Posted: Thu 11th Apr 2024

Conwy council cabinet rejects call to grit Great Orme as first-priority route

North Wales news and information

Conwy Council’s cabinet threw out a call from Llandudno councillors to grit the Great Orme as a first-priority route during cold weather, despite fears elderly people could be stranded.
Two weeks ago, councillors Louise Emery, Mandy Hawkins and Harry Saville signed a petition calling for the cash-strapped council to grit the Orme’s Ty Gwyn Road.
The petition was discussed at a scrutiny committee meeting at Bodlondeb and was debated again this week by Conwy’s cabinet who threw out the idea as a “waste of taxpayers’ money”.
According to councillors Emery, Hawkins and Saville, the steep Ty Gwyn Road becomes hazardous in icy conditions and residents are left isolated.
Cllr Hawkins pleaded with the cabinet to consider gritting Ty Gwyn Road as a first-priority route.
“The part of the ward that covers the Orme is the Gogarth ward, and within the Gograth ward, we have got 3,522 residents; however, only 1,490 of them are up on the Orme; 625 of them are over 65, so we are talking about a community,” she said.
“It is a community that has businesses up there, a regular bus route, and a pupil referral unit school.
“Since being elected, I have been pushing – I won’t apologise – for the safety of our residents and staff, to ensure that the community aren’t cut off when bad weather occurs.
“We also have to think about the amount of elderly residents we have got up there means we are more likely to be needing ambulances or the fire service.
“If they (ambulances and fire engines) need to get up there in an emergency, they need a safe route.
“What we are asking for with the call-in action is just for the Ty Gwyn Road to be gritted.
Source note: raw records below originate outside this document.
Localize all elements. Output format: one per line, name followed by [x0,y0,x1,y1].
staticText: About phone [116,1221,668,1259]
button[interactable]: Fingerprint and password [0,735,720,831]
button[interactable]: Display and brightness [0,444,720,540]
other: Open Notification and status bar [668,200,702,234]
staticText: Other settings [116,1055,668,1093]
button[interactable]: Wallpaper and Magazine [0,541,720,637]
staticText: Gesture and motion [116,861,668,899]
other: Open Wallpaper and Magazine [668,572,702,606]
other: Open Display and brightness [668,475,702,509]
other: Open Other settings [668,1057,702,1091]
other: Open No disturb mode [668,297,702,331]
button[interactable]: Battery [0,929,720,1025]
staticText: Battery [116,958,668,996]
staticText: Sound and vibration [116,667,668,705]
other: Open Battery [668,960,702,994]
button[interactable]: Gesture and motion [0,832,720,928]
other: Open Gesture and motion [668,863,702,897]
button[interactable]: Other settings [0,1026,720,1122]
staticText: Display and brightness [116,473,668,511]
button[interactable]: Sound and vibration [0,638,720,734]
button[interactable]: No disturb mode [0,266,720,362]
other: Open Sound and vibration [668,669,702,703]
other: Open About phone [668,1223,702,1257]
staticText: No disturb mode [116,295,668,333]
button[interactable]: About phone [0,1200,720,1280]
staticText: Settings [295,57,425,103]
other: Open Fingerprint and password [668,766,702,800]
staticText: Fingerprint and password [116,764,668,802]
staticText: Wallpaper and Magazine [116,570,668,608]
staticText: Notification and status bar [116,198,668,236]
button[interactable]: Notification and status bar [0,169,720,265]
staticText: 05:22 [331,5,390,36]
That is the main steep route up there.
“By having this gritted as a first-priority route, it would keep it accessible for residents, emergency services, business users and our own staff. It would be safe and free from ice-related hazards.”
Cllr Hawkins said she acknowledged it was difficult for larger gritters to go up the Great Orme but argued tractors could.
She added: “It is about the difference between safety and chaos.”
Cllr Emery said the scrutiny committee had asked not only for Ty Gwyn Road to be gritted but a review for all the gritting routes in Conwy.
Cabinet member for roads Cllr Goronwy Edwards said: “There are many communities in the same position as the Orme, and their health and wellbeing are just as equally important to the council as a whole, but we adopted the position of keeping all our primary routes open.
“The Orme itself is barely a few hundred yards from the town centre where people can access vital services.
“We give ample warning in advance of inclement weather for people to get provisions into their property if they are likely to be cut off for any length of period.
“But the fact is the Great Orme is never cut off for any length of period, and if we put it onto the primary route, it means it will be regularly gritted as a waste of public funding.”
Cllr Edwards also said salt sitting on the tarmac was needlessly damaging to the road.
Council officer Andrew Wilkinson said Conwy would need an additional vehicle to access the steep Ty Gwyn Road as well as staff.
He added that other areas would need to be considered if the Orme was gritted as a first-priority route.
He added: “My professional opinion is there are other areas in the county with at least an equal call for gritting as Ty Gwyn Road.
“But it is possible to review the winter maintenance plan.
“The cost of that would probably be £20,000-£30,000 to do that piece of work.
“But don’t do that unless you are willing to spend the £100,000-£200,000 on an eleventh gritting route.”
Cllr Chris Cater said the Llandudno members had made a good case for gritting the Orme but added backing the proposals would mean other communities not on the gritting route would also need to be considered, at an even greater cost.
Leader Cllr Charlie McCoubrey added: “There is clearly a significant cost.
“There are clearly advantages to doing that (gritting the Orme), but we have to balance whether that is an effective use of taxpayers’ money.
“Even if we weren’t in the budgetary situation that we are in… I don’t know how many days we are talking about, one, two, three days a year.
“Do we spend that money to get that access for those numbers of days? I don’t know.
“It could be more, but I think we’ve got to be realistic here. I think we are opening ourselves up to having to look at (gritting) many, many areas.”
Mr Wilkinson said the Orme was a secondary route and that, when conditions were severe and likely to persist for several days, it would be gritted by a tractor.
Cllr Saville said he was disappointed with the decision.
The cabinet voted in favour of keeping gritting routes the same and not gritting the Great Orme as a first-priority route but to review the situation periodically.